Quick questions about modular arithmetic

[johnnyICON]

99999^{99} + 1
As 99999 \equiv24(mod \25)
Can I say then:
99999^{99} + 1 \equiv24^{99} + 1(mod \25), or is it
99999^{99} + 1 \equiv24^{99}(mod \25) + 1,
or are these two the same things?

 

[shmoe]

99999^{99} + 1 \equiv24^{99} + 1(mod \25)

This one is standard. People would probably understand the second, but the usual format is to write the mod at the end.

 

[johnnyICON]

oh ok, i was just wondering if the two were the same. I was uncertain if by moving the +1 before the mod5 it would change the meaning. Awesome, well then that makes this question a lot easier now. Thanks :D

 

[johnnyICON]

Another quick question.

Are the following two congruencies the same?
1. 24^{99} + 1 \equiv 0 \mod \25
2. 24^{99} + 1 \mod \25 \equiv 0 \mod \25

I am trying to show that a number is divisible by 25, and I found that 25 can be written in terms expressed in equation #1. And I found that number that I am trying to divide by 25 can be expressed in terms expressed in equation #2.

I thought I finished the proof but now that I am looking at it, I am unsure about this one thing.

 

[Zurtex]

When you write 25 don't write it \25 or the 5 just shows up, write it normally, e.g:

24^{99} + 1 \equiv 0 \mod 25

and:

24^{99} + 1 \mod 25 \equiv 0 \mod 25

There two statements are the same, I think you miss the point though. Something like:

24^{99} + 1 \mod 37 \equiv 0 \mod 25

Woule make not really make that much sense, so amoung other reasons there is no reasons to write the mod twice.

 

[johnnyICON]

Okay. Because I was trying to show that equation #2 and #1 are equivalent.

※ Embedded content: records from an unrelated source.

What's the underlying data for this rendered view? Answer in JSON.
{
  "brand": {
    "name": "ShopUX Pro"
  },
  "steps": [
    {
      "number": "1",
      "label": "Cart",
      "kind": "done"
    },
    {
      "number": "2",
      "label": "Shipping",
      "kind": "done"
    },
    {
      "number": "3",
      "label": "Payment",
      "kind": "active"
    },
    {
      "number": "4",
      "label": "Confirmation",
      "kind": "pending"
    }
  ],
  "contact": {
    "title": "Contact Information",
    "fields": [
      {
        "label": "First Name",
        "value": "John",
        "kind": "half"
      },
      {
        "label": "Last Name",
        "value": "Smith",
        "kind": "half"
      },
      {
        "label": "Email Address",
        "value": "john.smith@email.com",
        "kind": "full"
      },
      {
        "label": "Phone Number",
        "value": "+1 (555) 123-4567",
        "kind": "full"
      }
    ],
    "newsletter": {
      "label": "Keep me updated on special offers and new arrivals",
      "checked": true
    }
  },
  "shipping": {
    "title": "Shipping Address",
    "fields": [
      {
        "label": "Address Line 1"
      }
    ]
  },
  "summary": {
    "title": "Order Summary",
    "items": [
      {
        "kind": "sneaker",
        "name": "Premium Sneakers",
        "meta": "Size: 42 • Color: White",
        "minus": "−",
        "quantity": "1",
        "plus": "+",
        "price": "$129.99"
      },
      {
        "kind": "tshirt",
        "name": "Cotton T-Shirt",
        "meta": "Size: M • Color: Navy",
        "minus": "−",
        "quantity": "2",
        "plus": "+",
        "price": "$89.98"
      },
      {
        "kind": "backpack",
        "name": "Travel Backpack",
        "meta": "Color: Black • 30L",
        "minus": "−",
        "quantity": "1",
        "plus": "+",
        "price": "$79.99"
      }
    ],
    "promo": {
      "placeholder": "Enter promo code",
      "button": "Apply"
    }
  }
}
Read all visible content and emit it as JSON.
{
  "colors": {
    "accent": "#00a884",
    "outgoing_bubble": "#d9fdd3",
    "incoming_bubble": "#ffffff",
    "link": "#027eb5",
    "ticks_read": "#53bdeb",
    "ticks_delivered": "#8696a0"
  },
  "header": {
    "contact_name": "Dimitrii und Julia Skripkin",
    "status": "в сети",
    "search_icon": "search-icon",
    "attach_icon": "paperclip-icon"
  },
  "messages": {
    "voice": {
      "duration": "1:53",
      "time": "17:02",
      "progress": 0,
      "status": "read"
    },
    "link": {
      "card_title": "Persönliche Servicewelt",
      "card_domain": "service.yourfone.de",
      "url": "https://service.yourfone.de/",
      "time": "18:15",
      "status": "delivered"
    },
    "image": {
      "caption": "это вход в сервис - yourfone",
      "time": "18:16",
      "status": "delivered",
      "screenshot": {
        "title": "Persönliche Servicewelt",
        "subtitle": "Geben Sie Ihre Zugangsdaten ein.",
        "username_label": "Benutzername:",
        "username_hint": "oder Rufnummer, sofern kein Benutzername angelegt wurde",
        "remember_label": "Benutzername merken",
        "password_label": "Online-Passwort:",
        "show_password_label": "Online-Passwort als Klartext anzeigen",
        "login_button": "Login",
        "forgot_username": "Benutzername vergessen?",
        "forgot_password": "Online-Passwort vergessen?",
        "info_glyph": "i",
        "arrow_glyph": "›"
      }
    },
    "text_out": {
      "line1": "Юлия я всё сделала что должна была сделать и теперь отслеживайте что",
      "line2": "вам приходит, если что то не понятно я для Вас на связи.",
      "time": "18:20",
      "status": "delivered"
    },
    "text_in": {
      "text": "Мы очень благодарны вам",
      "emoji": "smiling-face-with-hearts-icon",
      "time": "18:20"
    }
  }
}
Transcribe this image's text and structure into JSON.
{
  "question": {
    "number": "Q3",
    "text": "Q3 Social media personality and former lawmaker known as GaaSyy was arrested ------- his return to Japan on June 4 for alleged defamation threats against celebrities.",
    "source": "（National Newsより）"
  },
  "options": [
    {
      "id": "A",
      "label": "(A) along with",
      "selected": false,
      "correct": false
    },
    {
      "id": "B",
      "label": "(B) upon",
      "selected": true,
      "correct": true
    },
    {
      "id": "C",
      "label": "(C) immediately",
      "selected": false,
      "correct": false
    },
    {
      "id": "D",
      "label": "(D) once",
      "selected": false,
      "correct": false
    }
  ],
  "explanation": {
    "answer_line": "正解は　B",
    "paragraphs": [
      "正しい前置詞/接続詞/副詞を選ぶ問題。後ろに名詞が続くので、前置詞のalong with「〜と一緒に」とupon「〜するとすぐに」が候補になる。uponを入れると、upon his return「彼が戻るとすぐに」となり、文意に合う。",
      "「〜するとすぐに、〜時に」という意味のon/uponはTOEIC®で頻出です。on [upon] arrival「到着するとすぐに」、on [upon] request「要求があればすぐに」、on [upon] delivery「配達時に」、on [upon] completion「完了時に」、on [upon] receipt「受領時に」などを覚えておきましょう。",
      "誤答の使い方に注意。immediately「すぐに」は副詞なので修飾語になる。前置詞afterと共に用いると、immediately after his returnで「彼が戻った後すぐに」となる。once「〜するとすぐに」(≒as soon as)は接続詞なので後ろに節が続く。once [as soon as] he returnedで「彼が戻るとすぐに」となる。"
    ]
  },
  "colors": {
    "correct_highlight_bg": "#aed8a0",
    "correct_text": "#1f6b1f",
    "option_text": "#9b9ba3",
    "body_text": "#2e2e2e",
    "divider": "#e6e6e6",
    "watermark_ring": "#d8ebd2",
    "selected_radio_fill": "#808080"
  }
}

So they are right? LOL sorry, I'm just very uncertain about myself.

 

[funkstar]

Okay. Because I was trying to show that equation #2 and #1 are equivalent.

Well, people tend to view congruence defined as a ternary relation:

x \equiv y \mod n \overset{def}{\Longleftrightarrow} n|x-y.

Sometimes one omits the modulo part, but it is still understood that we're dealing with modulo arithmetic by using the equivalence sign \equiv, instead of an equality sign. Another way of stating a congruence x \equiv y \mod n is by saying that x and y belong to the same residue class (look this up on mathworld.wolfram.com). That is

x \equiv y \mod n \Leftrightarrow [x]_n = [y]_n

So, your equation 2. states (with the missing 2 from 25) that

[[25^{99}+1]_{25}]_{25} = [0]_{25}

 

[ramsey2879]

Remember Matt Grime's post in your other thread. You are trying to show that
24^99 +1 = 0 mod 25.
but 24^99 +1 = (-1)^25 +1 = -1+1 = 0 mod 25, since 24=-1 mod 25 and since -1 raised to an odd power is -1. Q.E.D.

 

[johnnyICON]

Yea, that's exactly how I did it Ramsey :D Sorry, I should of concluded this thread by mentioning that. Thanks for another helpful response though. I appreciate it.